If you inherit one mutant copy (one hit already present in every cell):

• You only need one somatic mutation in any susceptible cell to completely lose function, versus two in the general population.

• The probability of that second hit occurring in at least one cell over a lifetime is very high.

• p53 ("guardian of the genome") normally halts the cell cycle and triggers apoptosis in response to DNA damage — lose it, and damaged cells divide unchecked.

• Rb normally prevents the cell cycle from advancing past G1 — lose it, and cells proliferate even without proper growth signals.

This is why Li-Fraumeni syndrome (inherited p53 mutation) and familial retinoblastoma (inherited Rb mutation) cause very early-onset, multiple cancers.

➢ How many cancers (%) are caused by mutations that are NOT inherited, but accumulate over the course of a lifetime?

Approximately ~90–95% of all cancers are caused by somatic mutations — mutations that are not inherited, but accumulate over a lifetime in individual cells due to replication errors, environmental exposures, and random stochastic events. Only ~5–10% of cancers are strongly linked to inherited germline mutations.

➢ Why are all cancers genetically different?

Each cancer arises from a unique cell that accumulated a unique sequence of mutations over time, influenced by:

• The cell type of origin (a lung epithelial cell vs. a B-lymphocyte have different baseline gene expression and vulnerabilities).

• The specific mutagens the individual was exposed to (e.g., tobacco causes C→A transversions; UV causes C→T transitions).

• Random replication errors — DNA polymerase makes ~1 error per 10⁹ bp, and which specific bases are hit is stochastic.

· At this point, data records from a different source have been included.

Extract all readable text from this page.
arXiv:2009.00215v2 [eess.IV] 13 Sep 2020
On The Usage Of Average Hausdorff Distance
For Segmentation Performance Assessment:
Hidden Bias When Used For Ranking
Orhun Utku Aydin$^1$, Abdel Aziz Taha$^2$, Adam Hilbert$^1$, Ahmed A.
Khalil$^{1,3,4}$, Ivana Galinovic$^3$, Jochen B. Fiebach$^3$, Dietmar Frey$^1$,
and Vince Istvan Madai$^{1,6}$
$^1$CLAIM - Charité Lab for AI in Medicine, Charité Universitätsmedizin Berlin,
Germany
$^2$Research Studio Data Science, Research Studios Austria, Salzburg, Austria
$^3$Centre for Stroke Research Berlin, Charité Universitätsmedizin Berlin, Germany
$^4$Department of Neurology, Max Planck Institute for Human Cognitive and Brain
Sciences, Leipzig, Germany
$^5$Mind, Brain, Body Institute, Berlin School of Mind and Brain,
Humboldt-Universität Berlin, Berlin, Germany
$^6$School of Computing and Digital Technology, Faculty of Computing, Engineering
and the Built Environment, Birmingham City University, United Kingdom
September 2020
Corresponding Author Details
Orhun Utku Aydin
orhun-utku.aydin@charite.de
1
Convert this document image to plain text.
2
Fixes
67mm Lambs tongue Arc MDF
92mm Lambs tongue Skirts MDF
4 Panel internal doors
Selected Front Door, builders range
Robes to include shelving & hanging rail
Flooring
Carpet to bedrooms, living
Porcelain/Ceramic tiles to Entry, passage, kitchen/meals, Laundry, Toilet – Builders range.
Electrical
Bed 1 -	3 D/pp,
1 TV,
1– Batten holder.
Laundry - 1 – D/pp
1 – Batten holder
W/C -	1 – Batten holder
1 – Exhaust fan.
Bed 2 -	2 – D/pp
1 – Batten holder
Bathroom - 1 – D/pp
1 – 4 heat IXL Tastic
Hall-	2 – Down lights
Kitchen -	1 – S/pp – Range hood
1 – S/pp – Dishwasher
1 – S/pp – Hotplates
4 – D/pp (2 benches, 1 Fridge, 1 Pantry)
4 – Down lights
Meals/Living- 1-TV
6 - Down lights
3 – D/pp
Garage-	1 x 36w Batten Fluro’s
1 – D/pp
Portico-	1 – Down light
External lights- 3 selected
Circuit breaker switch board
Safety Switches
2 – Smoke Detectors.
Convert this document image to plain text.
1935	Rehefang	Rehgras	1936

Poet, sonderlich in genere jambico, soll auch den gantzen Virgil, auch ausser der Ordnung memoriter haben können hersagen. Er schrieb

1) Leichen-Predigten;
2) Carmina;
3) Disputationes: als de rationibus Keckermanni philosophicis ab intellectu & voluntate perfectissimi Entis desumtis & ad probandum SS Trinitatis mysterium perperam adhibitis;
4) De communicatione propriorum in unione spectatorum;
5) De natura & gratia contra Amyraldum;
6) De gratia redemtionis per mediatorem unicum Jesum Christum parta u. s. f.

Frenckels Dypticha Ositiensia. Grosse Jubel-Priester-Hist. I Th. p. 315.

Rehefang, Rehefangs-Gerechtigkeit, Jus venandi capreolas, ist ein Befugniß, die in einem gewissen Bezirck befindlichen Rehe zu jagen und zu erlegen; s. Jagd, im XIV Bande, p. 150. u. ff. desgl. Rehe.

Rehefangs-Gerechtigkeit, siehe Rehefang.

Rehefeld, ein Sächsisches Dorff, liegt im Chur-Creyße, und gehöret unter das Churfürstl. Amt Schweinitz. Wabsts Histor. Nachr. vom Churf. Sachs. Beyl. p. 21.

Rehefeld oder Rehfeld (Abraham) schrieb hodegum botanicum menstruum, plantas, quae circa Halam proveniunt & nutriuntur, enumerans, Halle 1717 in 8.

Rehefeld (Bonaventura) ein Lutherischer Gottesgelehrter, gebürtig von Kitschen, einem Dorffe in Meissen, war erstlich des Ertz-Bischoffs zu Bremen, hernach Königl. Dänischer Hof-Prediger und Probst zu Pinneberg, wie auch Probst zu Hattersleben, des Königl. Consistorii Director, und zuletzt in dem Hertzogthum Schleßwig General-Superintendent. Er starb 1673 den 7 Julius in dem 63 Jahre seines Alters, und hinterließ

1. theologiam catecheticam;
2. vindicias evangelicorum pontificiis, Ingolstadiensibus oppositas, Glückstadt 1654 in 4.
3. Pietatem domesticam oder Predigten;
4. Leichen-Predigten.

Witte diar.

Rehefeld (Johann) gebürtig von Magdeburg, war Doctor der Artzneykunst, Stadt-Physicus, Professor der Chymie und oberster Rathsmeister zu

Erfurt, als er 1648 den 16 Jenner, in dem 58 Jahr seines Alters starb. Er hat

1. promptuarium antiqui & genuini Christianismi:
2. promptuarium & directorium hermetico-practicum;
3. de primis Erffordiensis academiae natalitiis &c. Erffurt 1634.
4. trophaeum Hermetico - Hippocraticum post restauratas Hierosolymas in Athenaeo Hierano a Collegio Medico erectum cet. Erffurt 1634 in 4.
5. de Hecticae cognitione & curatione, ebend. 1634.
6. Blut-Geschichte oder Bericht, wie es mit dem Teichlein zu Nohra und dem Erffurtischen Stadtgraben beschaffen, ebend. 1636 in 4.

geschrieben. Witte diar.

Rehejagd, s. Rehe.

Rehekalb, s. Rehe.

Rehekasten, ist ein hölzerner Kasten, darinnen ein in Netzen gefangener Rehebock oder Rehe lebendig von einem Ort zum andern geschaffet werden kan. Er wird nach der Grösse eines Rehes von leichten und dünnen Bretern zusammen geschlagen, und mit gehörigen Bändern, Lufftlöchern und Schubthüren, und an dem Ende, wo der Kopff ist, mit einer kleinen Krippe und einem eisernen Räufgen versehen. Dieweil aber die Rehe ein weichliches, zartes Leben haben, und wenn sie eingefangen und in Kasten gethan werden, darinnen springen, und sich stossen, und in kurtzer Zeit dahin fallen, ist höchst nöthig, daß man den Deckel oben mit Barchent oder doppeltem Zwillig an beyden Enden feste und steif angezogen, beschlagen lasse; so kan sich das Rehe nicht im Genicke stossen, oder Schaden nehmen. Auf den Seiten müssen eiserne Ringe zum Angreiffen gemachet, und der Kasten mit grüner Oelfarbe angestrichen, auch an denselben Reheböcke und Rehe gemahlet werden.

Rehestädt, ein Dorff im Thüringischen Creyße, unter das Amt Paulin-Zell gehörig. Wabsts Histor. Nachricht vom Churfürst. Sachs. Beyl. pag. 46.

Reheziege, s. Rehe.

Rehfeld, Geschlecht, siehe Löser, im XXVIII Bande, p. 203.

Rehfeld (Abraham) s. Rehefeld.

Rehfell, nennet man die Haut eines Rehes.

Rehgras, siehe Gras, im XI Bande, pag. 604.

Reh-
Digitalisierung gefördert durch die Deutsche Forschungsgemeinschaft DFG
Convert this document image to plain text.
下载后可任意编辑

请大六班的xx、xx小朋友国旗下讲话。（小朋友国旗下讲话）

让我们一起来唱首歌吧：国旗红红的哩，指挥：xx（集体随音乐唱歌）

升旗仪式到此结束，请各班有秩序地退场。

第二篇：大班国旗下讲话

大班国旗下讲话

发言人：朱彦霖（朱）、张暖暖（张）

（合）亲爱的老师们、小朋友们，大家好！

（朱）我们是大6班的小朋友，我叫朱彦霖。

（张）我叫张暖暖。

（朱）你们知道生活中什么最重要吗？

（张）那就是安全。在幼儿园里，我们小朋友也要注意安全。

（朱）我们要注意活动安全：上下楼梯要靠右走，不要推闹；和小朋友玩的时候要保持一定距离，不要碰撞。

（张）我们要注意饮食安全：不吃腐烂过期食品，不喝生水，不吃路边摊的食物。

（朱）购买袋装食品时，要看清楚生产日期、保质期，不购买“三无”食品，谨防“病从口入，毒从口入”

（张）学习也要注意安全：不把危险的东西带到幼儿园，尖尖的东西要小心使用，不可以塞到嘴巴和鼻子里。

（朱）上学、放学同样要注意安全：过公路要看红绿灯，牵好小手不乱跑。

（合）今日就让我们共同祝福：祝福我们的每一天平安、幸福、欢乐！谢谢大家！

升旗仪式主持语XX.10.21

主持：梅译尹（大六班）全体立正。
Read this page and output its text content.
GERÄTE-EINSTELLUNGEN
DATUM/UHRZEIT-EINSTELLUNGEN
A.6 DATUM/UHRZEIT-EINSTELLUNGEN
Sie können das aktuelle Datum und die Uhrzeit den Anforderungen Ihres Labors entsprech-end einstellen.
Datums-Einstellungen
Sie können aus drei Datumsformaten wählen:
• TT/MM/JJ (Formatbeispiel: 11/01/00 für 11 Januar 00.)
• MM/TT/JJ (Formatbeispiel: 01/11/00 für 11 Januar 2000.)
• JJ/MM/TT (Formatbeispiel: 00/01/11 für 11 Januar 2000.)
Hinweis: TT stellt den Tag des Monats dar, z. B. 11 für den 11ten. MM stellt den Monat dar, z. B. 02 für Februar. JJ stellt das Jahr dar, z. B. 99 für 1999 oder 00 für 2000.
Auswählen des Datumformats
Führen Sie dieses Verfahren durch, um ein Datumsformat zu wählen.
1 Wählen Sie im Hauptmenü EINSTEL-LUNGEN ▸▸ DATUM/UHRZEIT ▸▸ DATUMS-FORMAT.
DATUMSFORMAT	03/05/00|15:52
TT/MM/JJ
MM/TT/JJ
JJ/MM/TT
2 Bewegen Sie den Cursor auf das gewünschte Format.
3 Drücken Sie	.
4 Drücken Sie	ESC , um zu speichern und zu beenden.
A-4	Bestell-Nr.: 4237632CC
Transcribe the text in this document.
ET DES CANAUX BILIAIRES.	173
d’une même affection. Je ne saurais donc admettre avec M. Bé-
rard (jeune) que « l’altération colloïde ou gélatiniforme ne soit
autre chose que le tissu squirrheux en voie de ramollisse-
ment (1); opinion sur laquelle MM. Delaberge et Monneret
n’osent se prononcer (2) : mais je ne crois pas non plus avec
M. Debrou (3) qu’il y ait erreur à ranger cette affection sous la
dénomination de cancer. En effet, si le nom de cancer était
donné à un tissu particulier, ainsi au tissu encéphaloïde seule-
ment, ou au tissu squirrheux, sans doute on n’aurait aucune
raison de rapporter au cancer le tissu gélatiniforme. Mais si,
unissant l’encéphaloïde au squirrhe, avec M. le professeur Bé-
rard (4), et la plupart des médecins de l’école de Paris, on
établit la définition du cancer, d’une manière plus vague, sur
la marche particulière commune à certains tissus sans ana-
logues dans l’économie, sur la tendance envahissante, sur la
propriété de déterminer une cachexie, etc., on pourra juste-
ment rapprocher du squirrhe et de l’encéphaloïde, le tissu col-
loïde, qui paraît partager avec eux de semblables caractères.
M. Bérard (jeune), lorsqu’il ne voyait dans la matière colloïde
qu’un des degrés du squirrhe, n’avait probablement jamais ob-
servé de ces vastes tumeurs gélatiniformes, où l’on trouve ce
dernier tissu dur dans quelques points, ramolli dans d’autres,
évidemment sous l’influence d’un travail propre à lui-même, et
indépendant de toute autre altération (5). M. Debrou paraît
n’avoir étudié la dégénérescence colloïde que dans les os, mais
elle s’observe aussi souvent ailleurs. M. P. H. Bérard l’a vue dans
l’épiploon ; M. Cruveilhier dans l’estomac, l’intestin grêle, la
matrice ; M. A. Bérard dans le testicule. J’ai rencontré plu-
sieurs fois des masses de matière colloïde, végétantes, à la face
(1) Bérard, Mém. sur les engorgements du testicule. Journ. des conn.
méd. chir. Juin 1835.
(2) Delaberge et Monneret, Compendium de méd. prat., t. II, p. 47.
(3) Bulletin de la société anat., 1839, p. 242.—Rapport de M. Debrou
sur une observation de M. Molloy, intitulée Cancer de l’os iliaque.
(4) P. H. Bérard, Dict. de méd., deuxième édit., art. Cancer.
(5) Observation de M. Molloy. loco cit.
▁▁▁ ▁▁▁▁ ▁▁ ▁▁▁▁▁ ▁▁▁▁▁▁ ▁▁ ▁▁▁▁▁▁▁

• The order in which mutations accumulate alters which subsequent mutations are selected for.

Because the path to cancer involves hitting multiple driver genes through random processes in a unique individual environment, no two cancers will ever have exactly the same mutational profile.

➢ Why are cancer cells in the same tumor genetically different?

• The founding tumor cell continues to divide and accumulate new mutations after transformation.

• Cancer cells have increased genomic instability (often due to defective repair or checkpoint genes), so daughter cells mutate at higher-than-normal rates.

• Different subclones within the tumor evolve independently through clonal evolution and natural selection — some subclones may acquire resistance to therapy, faster proliferation, or invasive capacity.

• Spatial differences in the tumor microenvironment (oxygen, nutrients, immune pressure) apply different selective pressures on different regions of the tumor.

This heterogeneity is clinically important because it means a biopsy from one region may not represent the whole tumor, and it underlies the development of drug resistance.